Unpacking the algorithms behind online experiences

By General

Relinquishing human free will to the machines generally gets a bad rap. In the media, all kinds of scientists are nefarious in their data-driven ways — even well-intentioned science yields Frankenstein’s monster far more often than the reasonable paleontologist in Jurassic Park. The Terminator franchise in the 1980s was among the first to introduce the concept of the Singularity to mass media — what happens to humans when their systems become self aware? — with predictable dire results. (According to futurist Ray Kurzweil the Singularity is now only 17 years away — so look busy.)

And yet in our online lives, we cede more and more to algorithms and machine learning. Eli Pariser highlighted the risks of our collective inattention to the use of algorithms in his 2011 The Filter Bubble. He pointed out that applications like Facebook show us only a curated subset of our friends, just as Google in 2009 began to filter our searches for us — even when we’re logged out. Apart from intermittent outrage in front page stories (“Target knew my teen daughter was pregnant before I did!”), we don’t often question the convenience that all these behaviorally-fueled algorithms offer us. We may cringe at ads that re-target us around the web, but as long as we use the conveniently-timed coupons offered to us, we are encouraging rather than curtailing that behavior.

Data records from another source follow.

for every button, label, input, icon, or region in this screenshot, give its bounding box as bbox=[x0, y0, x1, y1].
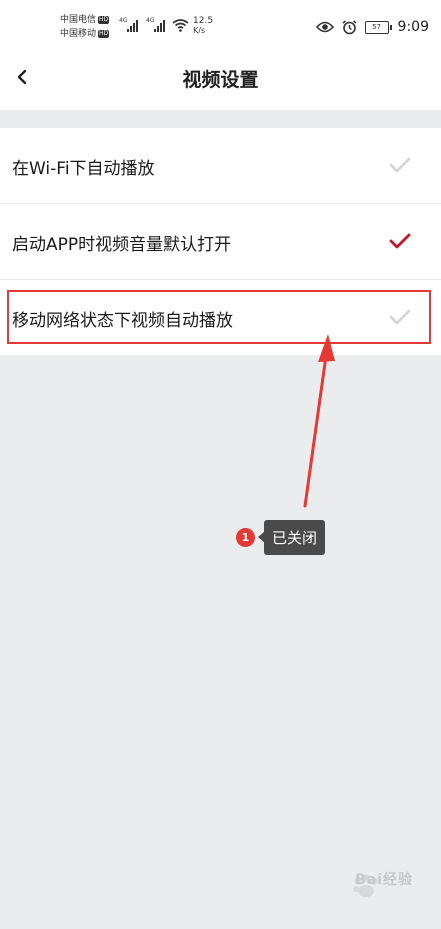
setting-label: 移动网络状态下视频自动播放 bbox=[12, 311, 233, 331]
setting-row-default-volume[interactable]: 启动APP时视频音量默认打开 bbox=[0, 204, 441, 280]
setting-row-mobile-autoplay[interactable]: 移动网络状态下视频自动播放 bbox=[0, 280, 441, 355]
annotation-label: 已关闭 bbox=[257, 520, 326, 555]
speed-unit: K/s bbox=[193, 26, 206, 35]
carrier-1: 中国电信 HD bbox=[60, 15, 110, 25]
checkmark-icon bbox=[389, 309, 411, 325]
eye-icon bbox=[315, 21, 334, 33]
setting-row-wifi-autoplay[interactable]: 在Wi-Fi下自动播放 bbox=[0, 128, 441, 204]
status-bar: 中国电信 HD 中国移动 HD 4G 4G 12.5 K/s 57 9:09 bbox=[0, 0, 441, 52]
carrier-2-name: 中国移动 bbox=[60, 29, 97, 39]
annotation-number: 1 bbox=[236, 528, 255, 547]
hd-badge-2: HD bbox=[98, 29, 110, 38]
battery-level: 57 bbox=[364, 20, 392, 34]
page-title: 视频设置 bbox=[182, 69, 259, 91]
watermark-text: Bai经验 bbox=[355, 872, 413, 888]
setting-label: 在Wi-Fi下自动播放 bbox=[12, 159, 155, 179]
settings-list: 在Wi-Fi下自动播放 启动APP时视频音量默认打开 移动网络状态下视频自动播放 bbox=[0, 128, 441, 355]
battery-icon: 57 bbox=[364, 20, 392, 34]
carrier-1-name: 中国电信 bbox=[60, 15, 97, 25]
wifi-icon bbox=[172, 19, 189, 32]
setting-label: 启动APP时视频音量默认打开 bbox=[12, 235, 232, 255]
hd-badge-1: HD bbox=[98, 15, 110, 24]
annotation-arrow bbox=[303, 334, 335, 508]
header: 视频设置 bbox=[0, 52, 441, 110]
network-speed: 12.5 K/s bbox=[193, 16, 213, 36]
carrier-2: 中国移动 HD bbox=[60, 29, 110, 39]
alarm-icon bbox=[342, 19, 357, 35]
checkmark-icon bbox=[389, 157, 411, 173]
status-right: 57 9:09 bbox=[308, 19, 429, 35]
clock: 9:09 bbox=[397, 19, 429, 35]
speed-value: 12.5 bbox=[193, 16, 214, 26]
annotation: 1 已关闭 bbox=[236, 520, 326, 555]
checkmark-icon bbox=[389, 233, 411, 249]
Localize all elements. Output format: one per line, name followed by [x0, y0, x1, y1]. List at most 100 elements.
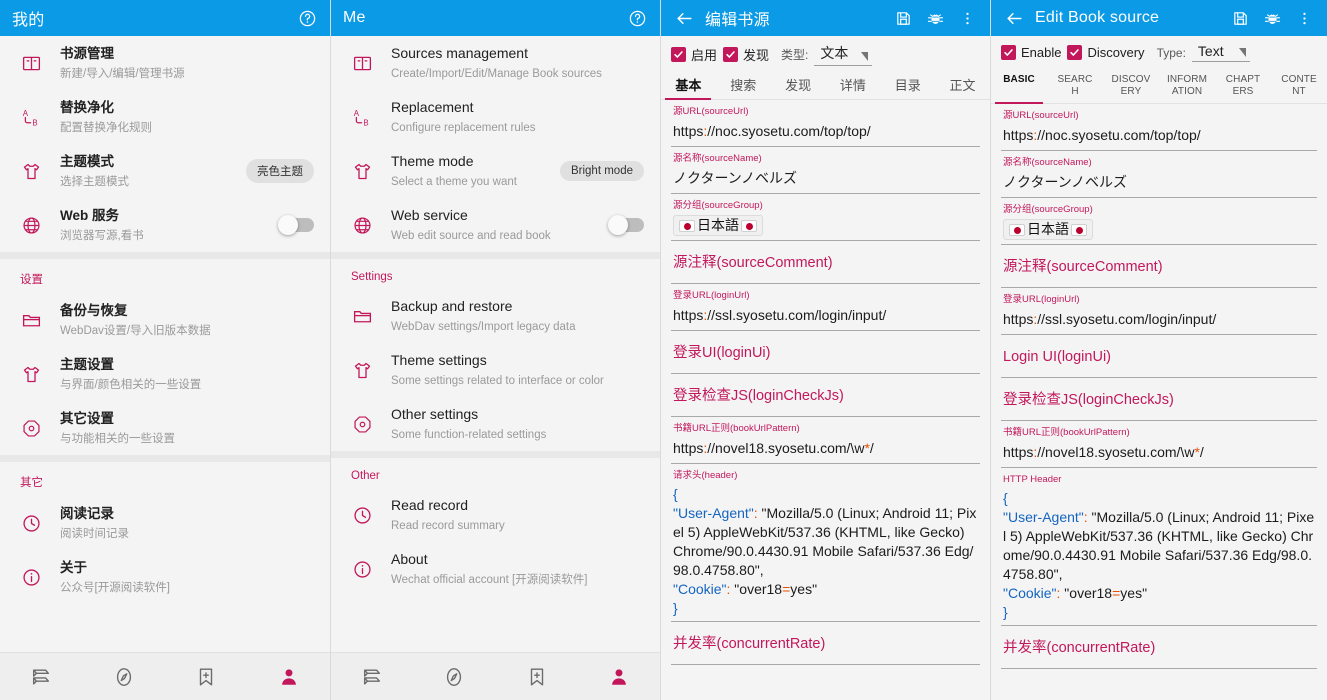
tab-搜索[interactable]: 搜索 — [716, 71, 771, 99]
tab-basic[interactable]: BASIC — [991, 67, 1047, 104]
tab-详情[interactable]: 详情 — [825, 71, 880, 99]
settings-item-folder[interactable]: Backup and restore WebDav settings/Import… — [331, 289, 660, 343]
me-scroll-en[interactable]: Sources management Create/Import/Edit/Man… — [331, 36, 660, 652]
source-group-chip[interactable]: 日本語 — [1003, 219, 1093, 240]
me-list-en: Sources management Create/Import/Edit/Man… — [331, 36, 660, 700]
settings-group: 其它 阅读记录 阅读时间记录 关于 公众号[开源阅读软件] — [0, 455, 330, 604]
field-label: 源URL(sourceUrl) — [1003, 110, 1079, 121]
save-floppy-icon[interactable] — [1229, 7, 1251, 29]
settings-item-gear-octagon[interactable]: 其它设置 与功能相关的一些设置 — [0, 401, 330, 455]
field-input[interactable] — [671, 364, 980, 374]
save-floppy-icon[interactable] — [892, 7, 914, 29]
tab-基本[interactable]: 基本 — [661, 71, 716, 100]
type-select[interactable]: Text — [1191, 43, 1250, 62]
nav-bookmark-plus[interactable] — [186, 657, 226, 697]
settings-item-subtitle: 与界面/颜色相关的一些设置 — [60, 378, 202, 391]
settings-item-clock[interactable]: 阅读记录 阅读时间记录 — [0, 496, 330, 550]
source-group-chip[interactable]: 日本語 — [673, 215, 763, 236]
field-input[interactable]: ノクターンノベルズ — [1001, 170, 1317, 198]
field-input[interactable]: https://ssl.syosetu.com/login/input/ — [671, 303, 980, 331]
tab-content[interactable]: CONTE NT — [1271, 67, 1327, 103]
editor-options-zh: 启用 发现 类型: 文本 — [661, 36, 990, 71]
type-select[interactable]: 文本 — [814, 43, 873, 66]
enable-checkbox[interactable]: 启用 — [671, 45, 717, 64]
theme-mode-chip[interactable]: 亮色主题 — [246, 159, 314, 183]
tab-目录[interactable]: 目录 — [880, 71, 935, 99]
settings-item-subtitle: Wechat official account [开源阅读软件] — [391, 573, 588, 586]
field-input[interactable] — [671, 274, 980, 284]
field-input[interactable] — [671, 407, 980, 417]
tab-information[interactable]: INFORM ATION — [1159, 67, 1215, 103]
settings-item-shirt[interactable]: Theme settings Some settings related to i… — [331, 343, 660, 397]
settings-item-book-open[interactable]: Sources management Create/Import/Edit/Man… — [331, 36, 660, 90]
discovery-checkbox[interactable]: Discovery — [1067, 45, 1145, 60]
tab-chapters[interactable]: CHAPT ERS — [1215, 67, 1271, 103]
enable-checkbox[interactable]: Enable — [1001, 45, 1061, 60]
nav-bookshelf[interactable] — [21, 657, 61, 697]
nav-person[interactable] — [269, 657, 309, 697]
nav-bookshelf[interactable] — [352, 657, 392, 697]
help-circle-icon[interactable] — [626, 7, 648, 29]
tab-正文[interactable]: 正文 — [935, 71, 990, 99]
clock-icon — [351, 505, 373, 526]
field-input[interactable] — [1001, 659, 1317, 669]
more-vertical-icon[interactable] — [1293, 7, 1315, 29]
nav-bookmark-plus[interactable] — [517, 657, 557, 697]
settings-item-replace-ab[interactable]: A B Replacement Configure replacement rules — [331, 90, 660, 144]
bug-icon[interactable] — [1261, 7, 1283, 29]
editor-fields-en[interactable]: 源URL(sourceUrl) https://noc.syosetu.com/t… — [991, 104, 1327, 700]
nav-compass[interactable] — [434, 657, 474, 697]
settings-group: 设置 备份与恢复 WebDav设置/导入旧版本数据 主题设置 与界面/颜色相关的一些设置… — [0, 252, 330, 455]
me-scroll-zh[interactable]: 书源管理 新建/导入/编辑/管理书源 A B 替换净化 配置替换净化规则 主题模式 选择主题模… — [0, 36, 330, 652]
nav-compass[interactable] — [104, 657, 144, 697]
japan-flag-icon — [1071, 224, 1087, 236]
settings-item-replace-ab[interactable]: A B 替换净化 配置替换净化规则 — [0, 90, 330, 144]
globe-icon — [351, 215, 373, 236]
settings-item-info[interactable]: 关于 公众号[开源阅读软件] — [0, 550, 330, 604]
field-input[interactable]: {"User-Agent": "Mozilla/5.0 (Linux; Andr… — [671, 483, 980, 622]
svg-text:B: B — [32, 118, 37, 127]
editor-fields-zh[interactable]: 源URL(sourceUrl) https://noc.syosetu.com/t… — [661, 100, 990, 700]
settings-item-shirt[interactable]: 主题模式 选择主题模式 亮色主题 — [0, 144, 330, 198]
web-service-toggle[interactable] — [278, 215, 314, 235]
field-input[interactable]: 日本語 — [671, 213, 980, 241]
field-input[interactable]: https://noc.syosetu.com/top/top/ — [1001, 123, 1317, 151]
tab-discovery[interactable]: DISCOV ERY — [1103, 67, 1159, 103]
settings-item-title: Web 服务 — [60, 207, 120, 223]
field-input[interactable]: ノクターンノベルズ — [671, 166, 980, 194]
help-circle-icon[interactable] — [296, 7, 318, 29]
field-input[interactable]: https://novel18.syosetu.com/\w*/ — [1001, 440, 1317, 468]
settings-item-globe[interactable]: Web 服务 浏览器写源,看书 — [0, 198, 330, 252]
checkmark-icon — [1067, 45, 1083, 60]
field-input[interactable] — [1001, 278, 1317, 288]
field-input[interactable] — [1001, 368, 1317, 378]
settings-item-clock[interactable]: Read record Read record summary — [331, 488, 660, 542]
settings-item-book-open[interactable]: 书源管理 新建/导入/编辑/管理书源 — [0, 36, 330, 90]
bug-icon[interactable] — [924, 7, 946, 29]
field-input[interactable]: https://ssl.syosetu.com/login/input/ — [1001, 307, 1317, 335]
tab-search[interactable]: SEARC H — [1047, 67, 1103, 103]
settings-item-shirt[interactable]: 主题设置 与界面/颜色相关的一些设置 — [0, 347, 330, 401]
more-vertical-icon[interactable] — [956, 7, 978, 29]
settings-item-gear-octagon[interactable]: Other settings Some function-related sett… — [331, 397, 660, 451]
field-input[interactable]: {"User-Agent": "Mozilla/5.0 (Linux; Andr… — [1001, 487, 1317, 626]
field-input[interactable] — [671, 655, 980, 665]
discovery-checkbox[interactable]: 发现 — [723, 45, 769, 64]
arrow-left-icon[interactable] — [1003, 7, 1025, 29]
tab-发现[interactable]: 发现 — [771, 71, 826, 99]
settings-item-subtitle: 配置替换净化规则 — [60, 121, 152, 134]
form-field: Login UI(loginUi) — [1001, 335, 1317, 378]
settings-item-globe[interactable]: Web service Web edit source and read book — [331, 198, 660, 252]
field-input[interactable] — [1001, 411, 1317, 421]
nav-person[interactable] — [599, 657, 639, 697]
bottom-nav-en — [331, 652, 660, 700]
field-input[interactable]: https://novel18.syosetu.com/\w*/ — [671, 436, 980, 464]
settings-item-info[interactable]: About Wechat official account [开源阅读软件] — [331, 542, 660, 596]
field-input[interactable]: 日本語 — [1001, 217, 1317, 245]
theme-mode-chip[interactable]: Bright mode — [559, 161, 644, 181]
field-input[interactable]: https://noc.syosetu.com/top/top/ — [671, 119, 980, 147]
arrow-left-icon[interactable] — [673, 7, 695, 29]
web-service-toggle[interactable] — [608, 215, 644, 235]
settings-item-folder[interactable]: 备份与恢复 WebDav设置/导入旧版本数据 — [0, 293, 330, 347]
settings-item-shirt[interactable]: Theme mode Select a theme you want Bright … — [331, 144, 660, 198]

Recently I’ve been reading more about Echonest, the technology that sits behind music discovery applications like Spotify and Vevo. In many ways this feels like a highest and best use of an algorithm. Who has time to manually curate playlists for everything from a workout to a night out? The algorithms go further to infer musical compatibility among friends, and have even taken a swing at how musical tastes align with political leanings – handy for those throwing national conventions or debate watch parties. The risks seem low compared to algorithmically-led access to one’s friends, but of course there’s the opportunity to skew music discovery to industry-backed new artists à la Clear Channel. While some analysts are bullish on Pandora’s music genome approach (similar to Art.sy’s attempt to map the art genome – h/t Cesar Brea), other investors are betting heavily on Echonest. A few weeks ago Echonest made public their Discovery playlist, which updates each week with emerging music from around the globe. Algorithms find out what people are listening to and taking about, and offer a great way to find new music around the world in a ways most humans can’t scale — well before it’s piped to you in the mall.

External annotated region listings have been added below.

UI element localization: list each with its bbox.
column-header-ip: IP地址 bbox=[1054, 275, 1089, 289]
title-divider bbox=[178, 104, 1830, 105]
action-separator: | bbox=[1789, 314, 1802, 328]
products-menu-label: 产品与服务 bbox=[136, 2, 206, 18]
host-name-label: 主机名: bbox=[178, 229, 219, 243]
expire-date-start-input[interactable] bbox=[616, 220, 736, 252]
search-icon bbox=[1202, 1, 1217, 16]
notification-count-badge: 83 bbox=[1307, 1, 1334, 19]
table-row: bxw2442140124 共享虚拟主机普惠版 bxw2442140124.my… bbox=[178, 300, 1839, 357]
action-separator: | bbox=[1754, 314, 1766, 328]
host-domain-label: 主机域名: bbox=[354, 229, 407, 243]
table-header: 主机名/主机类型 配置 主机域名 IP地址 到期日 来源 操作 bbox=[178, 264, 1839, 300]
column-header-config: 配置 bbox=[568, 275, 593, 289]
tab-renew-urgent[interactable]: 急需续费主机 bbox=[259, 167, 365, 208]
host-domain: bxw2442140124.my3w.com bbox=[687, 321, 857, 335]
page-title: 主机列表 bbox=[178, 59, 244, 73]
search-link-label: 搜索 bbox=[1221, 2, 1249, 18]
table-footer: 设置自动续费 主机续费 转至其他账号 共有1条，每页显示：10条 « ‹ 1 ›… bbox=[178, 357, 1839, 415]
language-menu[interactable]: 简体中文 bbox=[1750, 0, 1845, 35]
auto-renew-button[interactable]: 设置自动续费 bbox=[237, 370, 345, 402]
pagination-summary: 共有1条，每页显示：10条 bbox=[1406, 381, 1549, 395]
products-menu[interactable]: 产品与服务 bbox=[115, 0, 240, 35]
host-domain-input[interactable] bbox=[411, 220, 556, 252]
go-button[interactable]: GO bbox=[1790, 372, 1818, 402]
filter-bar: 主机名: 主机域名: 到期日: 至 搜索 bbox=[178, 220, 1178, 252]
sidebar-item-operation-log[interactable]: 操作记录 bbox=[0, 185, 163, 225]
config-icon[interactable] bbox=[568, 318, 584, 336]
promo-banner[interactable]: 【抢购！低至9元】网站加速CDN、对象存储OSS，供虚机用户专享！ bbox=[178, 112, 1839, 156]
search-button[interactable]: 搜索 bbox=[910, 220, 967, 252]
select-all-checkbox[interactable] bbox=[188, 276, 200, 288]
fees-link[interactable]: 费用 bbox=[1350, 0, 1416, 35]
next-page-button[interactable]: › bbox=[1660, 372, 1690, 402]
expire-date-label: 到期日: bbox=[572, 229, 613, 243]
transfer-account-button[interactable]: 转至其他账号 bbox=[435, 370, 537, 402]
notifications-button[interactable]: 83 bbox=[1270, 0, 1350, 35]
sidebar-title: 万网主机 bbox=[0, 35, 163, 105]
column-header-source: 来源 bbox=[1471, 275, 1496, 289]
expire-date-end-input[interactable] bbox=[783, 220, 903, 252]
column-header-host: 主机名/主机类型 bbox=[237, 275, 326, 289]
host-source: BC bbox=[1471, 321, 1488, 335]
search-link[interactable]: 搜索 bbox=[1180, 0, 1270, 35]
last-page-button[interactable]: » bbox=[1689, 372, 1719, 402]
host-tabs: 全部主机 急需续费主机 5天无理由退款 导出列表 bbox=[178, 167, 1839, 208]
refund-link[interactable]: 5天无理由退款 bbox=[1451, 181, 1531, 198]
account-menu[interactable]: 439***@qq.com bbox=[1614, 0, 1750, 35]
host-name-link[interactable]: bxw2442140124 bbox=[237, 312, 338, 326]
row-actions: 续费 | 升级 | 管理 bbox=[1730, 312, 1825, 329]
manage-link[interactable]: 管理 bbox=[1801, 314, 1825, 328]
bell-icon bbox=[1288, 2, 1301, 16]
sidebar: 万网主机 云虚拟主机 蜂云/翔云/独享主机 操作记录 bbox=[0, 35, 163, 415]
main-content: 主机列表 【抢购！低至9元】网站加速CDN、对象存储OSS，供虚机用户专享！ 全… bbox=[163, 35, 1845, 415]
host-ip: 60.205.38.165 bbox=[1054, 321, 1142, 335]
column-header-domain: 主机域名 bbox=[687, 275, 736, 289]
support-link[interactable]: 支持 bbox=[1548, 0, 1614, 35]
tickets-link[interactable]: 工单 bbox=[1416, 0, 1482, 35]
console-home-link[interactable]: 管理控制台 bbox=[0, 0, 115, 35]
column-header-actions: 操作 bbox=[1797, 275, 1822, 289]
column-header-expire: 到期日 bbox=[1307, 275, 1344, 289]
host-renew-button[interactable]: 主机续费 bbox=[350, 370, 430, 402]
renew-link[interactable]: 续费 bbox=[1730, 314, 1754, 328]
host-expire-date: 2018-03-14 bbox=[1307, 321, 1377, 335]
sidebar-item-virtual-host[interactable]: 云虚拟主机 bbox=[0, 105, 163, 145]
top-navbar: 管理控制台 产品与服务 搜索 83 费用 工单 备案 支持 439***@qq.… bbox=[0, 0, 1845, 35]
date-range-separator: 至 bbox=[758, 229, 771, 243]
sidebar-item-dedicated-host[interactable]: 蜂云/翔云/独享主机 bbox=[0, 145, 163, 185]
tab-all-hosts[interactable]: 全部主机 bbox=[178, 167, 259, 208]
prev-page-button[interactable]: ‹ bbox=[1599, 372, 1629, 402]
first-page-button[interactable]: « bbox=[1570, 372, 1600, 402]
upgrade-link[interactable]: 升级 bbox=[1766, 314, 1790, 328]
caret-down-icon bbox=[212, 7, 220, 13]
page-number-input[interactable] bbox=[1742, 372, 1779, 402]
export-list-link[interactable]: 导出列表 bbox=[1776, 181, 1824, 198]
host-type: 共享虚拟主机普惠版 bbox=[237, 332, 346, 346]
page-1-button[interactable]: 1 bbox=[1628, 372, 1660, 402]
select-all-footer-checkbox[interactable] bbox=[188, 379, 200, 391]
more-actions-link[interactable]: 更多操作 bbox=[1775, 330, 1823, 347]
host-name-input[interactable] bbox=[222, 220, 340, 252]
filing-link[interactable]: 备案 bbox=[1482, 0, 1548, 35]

In the end, it’s all the same acknowledgement of the impossibility of the big data in our lives. It requires admitting the information overload is too great, and a degree of outsourcing selection to the machines. So maybe algorithms are less creepy when we know they’re out there working for us, and when they are finding needles from the broadest possible haystack — music we might like, seeing friends through the lens of musical compatibility — rather than surreptitiously defining the status updates we get to see.